João Bosco Botelho
A doença não existe só em si
mesma; em certo instante, pode ser entendida como abstrata, por ser nominada e
classificada pelas pessoas, como história de longa duração.
A conjunção simultânea dos
sinais e sintomas que a doença determina no corpo humano, impõem a observação
pelo médico ou outro curador da doença como mal. Essa situação assume na
prática como o ponto de partida para retirar as doenças das construções
teóricas abstratas.
A consequência da
enfermidade, entendido como mal que deve ser extirpado, constitui o principal
pilar que alicerça a abordagem do doente, estruturando o elo de confiança entre
o enfermo e o médico, não somente como fenômeno biológico, mas também parte da
totalidade sociocultural de ambos, do curador e do doente. O controle das
endemias sempre esteve diretamente ligado a essa realidade. O historiador
Jaques Le Goff é enfático: "A doença não pertence somente à história
superficial dos progressos científicos e tecnológicos, mas à história profunda dos
saberes e das práticas ligadas às estruturas sociais, instituições,
representações e mentalidades."
Um dos exemplos mais
marcantes é a hanseníase.
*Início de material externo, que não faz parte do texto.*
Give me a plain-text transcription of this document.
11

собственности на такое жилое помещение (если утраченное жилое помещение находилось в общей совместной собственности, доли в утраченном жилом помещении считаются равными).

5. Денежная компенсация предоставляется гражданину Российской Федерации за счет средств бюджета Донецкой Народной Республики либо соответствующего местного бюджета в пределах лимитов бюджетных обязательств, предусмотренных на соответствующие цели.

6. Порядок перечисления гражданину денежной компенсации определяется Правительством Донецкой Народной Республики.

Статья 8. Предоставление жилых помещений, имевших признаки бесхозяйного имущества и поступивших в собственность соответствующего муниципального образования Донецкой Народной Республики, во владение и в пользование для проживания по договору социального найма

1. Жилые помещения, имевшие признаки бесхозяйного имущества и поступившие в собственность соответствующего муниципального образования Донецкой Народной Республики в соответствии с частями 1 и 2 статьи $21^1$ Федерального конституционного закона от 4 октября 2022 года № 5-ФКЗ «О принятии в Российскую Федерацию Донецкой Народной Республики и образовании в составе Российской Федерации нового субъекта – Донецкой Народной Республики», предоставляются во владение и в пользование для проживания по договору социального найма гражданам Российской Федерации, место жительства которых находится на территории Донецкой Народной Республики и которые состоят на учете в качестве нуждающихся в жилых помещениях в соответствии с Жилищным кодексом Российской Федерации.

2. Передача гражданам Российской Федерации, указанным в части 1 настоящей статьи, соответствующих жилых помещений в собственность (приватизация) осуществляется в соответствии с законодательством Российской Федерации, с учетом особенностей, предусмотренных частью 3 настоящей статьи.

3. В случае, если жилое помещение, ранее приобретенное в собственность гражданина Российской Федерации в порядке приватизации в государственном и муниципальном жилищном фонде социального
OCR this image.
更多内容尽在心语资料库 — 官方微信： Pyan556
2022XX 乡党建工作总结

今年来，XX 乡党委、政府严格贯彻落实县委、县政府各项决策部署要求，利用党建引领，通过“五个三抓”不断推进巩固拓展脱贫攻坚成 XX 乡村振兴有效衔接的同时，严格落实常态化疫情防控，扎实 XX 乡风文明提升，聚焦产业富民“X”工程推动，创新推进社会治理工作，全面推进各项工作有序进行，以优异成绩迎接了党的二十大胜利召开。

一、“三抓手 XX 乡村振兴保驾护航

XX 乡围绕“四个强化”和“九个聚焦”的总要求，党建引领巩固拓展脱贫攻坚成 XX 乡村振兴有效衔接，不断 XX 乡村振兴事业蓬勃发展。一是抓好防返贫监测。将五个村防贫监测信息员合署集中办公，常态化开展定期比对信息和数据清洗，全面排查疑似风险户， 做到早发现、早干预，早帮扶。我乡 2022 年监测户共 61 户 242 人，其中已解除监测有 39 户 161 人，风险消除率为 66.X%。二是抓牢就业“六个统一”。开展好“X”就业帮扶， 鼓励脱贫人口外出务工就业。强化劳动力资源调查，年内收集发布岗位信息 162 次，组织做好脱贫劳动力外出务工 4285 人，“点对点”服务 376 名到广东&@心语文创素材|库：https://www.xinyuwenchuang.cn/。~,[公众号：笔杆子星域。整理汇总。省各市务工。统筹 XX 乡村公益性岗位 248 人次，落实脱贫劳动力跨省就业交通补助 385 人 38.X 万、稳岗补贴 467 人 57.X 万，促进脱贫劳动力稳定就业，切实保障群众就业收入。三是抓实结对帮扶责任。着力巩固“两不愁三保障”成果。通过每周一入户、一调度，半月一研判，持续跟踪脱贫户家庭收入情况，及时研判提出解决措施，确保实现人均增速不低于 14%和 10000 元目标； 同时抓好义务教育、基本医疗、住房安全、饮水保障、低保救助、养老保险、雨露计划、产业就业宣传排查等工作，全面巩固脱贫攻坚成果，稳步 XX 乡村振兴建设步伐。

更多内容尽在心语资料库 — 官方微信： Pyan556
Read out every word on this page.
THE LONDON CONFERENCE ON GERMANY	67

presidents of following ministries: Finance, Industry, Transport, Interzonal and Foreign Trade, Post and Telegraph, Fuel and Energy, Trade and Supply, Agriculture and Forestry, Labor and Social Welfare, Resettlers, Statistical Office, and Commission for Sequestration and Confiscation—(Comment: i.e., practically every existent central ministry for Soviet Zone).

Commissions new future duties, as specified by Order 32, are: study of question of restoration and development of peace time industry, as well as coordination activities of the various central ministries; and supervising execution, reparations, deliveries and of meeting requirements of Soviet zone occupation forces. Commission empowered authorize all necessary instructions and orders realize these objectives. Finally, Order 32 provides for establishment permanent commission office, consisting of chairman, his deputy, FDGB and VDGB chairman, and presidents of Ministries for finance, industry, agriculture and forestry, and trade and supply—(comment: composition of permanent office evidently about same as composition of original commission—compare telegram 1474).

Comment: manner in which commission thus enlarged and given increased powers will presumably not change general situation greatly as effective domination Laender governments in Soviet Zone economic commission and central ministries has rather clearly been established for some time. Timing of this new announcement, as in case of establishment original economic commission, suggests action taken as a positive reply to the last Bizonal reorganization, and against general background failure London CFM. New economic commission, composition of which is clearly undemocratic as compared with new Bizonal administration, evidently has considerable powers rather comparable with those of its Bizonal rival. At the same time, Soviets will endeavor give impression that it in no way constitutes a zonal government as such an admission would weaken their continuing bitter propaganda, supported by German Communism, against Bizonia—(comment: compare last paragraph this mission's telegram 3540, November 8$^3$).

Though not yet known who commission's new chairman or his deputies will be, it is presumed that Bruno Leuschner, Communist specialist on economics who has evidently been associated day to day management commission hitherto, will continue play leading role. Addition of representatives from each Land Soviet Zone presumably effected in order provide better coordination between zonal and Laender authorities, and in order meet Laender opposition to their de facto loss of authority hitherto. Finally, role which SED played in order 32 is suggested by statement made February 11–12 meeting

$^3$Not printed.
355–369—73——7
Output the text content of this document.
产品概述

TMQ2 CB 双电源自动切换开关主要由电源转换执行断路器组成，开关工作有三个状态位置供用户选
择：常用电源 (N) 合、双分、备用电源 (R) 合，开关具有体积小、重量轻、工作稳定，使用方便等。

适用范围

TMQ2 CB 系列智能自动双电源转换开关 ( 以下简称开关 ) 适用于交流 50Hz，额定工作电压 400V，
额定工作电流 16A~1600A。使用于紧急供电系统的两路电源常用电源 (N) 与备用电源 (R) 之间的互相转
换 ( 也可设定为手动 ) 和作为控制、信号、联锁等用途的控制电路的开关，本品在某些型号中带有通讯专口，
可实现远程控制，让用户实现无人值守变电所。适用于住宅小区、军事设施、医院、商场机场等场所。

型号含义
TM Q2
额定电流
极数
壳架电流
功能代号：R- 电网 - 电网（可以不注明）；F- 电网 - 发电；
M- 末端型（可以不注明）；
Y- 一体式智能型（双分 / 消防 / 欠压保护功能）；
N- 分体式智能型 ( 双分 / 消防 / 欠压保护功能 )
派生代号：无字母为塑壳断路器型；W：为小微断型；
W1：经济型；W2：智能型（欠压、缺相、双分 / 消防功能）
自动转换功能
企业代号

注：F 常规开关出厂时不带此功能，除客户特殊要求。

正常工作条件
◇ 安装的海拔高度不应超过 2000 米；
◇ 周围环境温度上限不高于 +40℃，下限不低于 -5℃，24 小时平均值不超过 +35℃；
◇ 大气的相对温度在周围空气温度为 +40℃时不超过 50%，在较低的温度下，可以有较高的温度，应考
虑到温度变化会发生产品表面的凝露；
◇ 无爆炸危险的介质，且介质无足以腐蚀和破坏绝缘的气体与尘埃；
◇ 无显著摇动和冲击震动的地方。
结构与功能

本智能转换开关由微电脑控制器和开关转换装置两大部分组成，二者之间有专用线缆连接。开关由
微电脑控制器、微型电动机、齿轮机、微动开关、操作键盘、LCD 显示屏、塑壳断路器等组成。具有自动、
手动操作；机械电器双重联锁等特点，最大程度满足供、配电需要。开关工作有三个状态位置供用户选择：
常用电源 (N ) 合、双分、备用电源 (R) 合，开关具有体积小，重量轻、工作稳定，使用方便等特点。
Essa doença começou a desaparecer da Europa, no
século 17, trezentos anos antes do início do tratamento efetivo. Aqui reside um
dos pontos cruciais do atual entendimento da medicina enquanto pratica social:
é preciso que as escolas de medicina repensem as metodologias para que os
alunos compreendam a dimensão social da doença.
A análise cultural das
doenças pode contribuir também para esclarecer como se processa a escolha que o
doente faz na procura do médico ou do curandeiro, consolidando o elo de
confiança. Em determinadas culturas
distantes milhares de quilômetros entre si, esse encaminhamento é concretizado
de modo semelhante, isto é, as pessoas se baseiam no sistema referencial dos
amigos e não somente em indicadores objetivos do êxito profissional.
A milenar crença de que a
doença é castigo divino ainda é marcante em muitas culturas. Após a escolha do curador-popular, não
necessariamente do médico, as práticas se distanciam rapidamente. Em certo
sentido, em especial na construção do elo de confiança, a medicina popular pode
ser mais competente que a medicina das universidades. O médico tende como
resultado da sua formação desvinculada do sociocultural, abordar exclusivamente
a doença em compartimentos corpóreos, enquanto que o curador popular se envolve
com o dominante cultural e o utiliza no objetivo de curar.
A compreensão das
enfermidades como forma de desvio social foi teorizada por Talcott Parsons
(1902-1976), em 1951, foi marcada pelo etnocentrismo americano da década de
cinquenta que acabou legitimando os Relatórios Flexner (Abraham Flexner,
1856-1959), publicado em 1910, que fechou mais da metade das faculdades de
medicina e reformulou completamente o ensino da medicina nos Estados Unidos, ao
defender: "O paciente tem a obrigação de buscar ajuda técnica competente
(fundamentalmente, um médico) e cooperar no processo de recuperação".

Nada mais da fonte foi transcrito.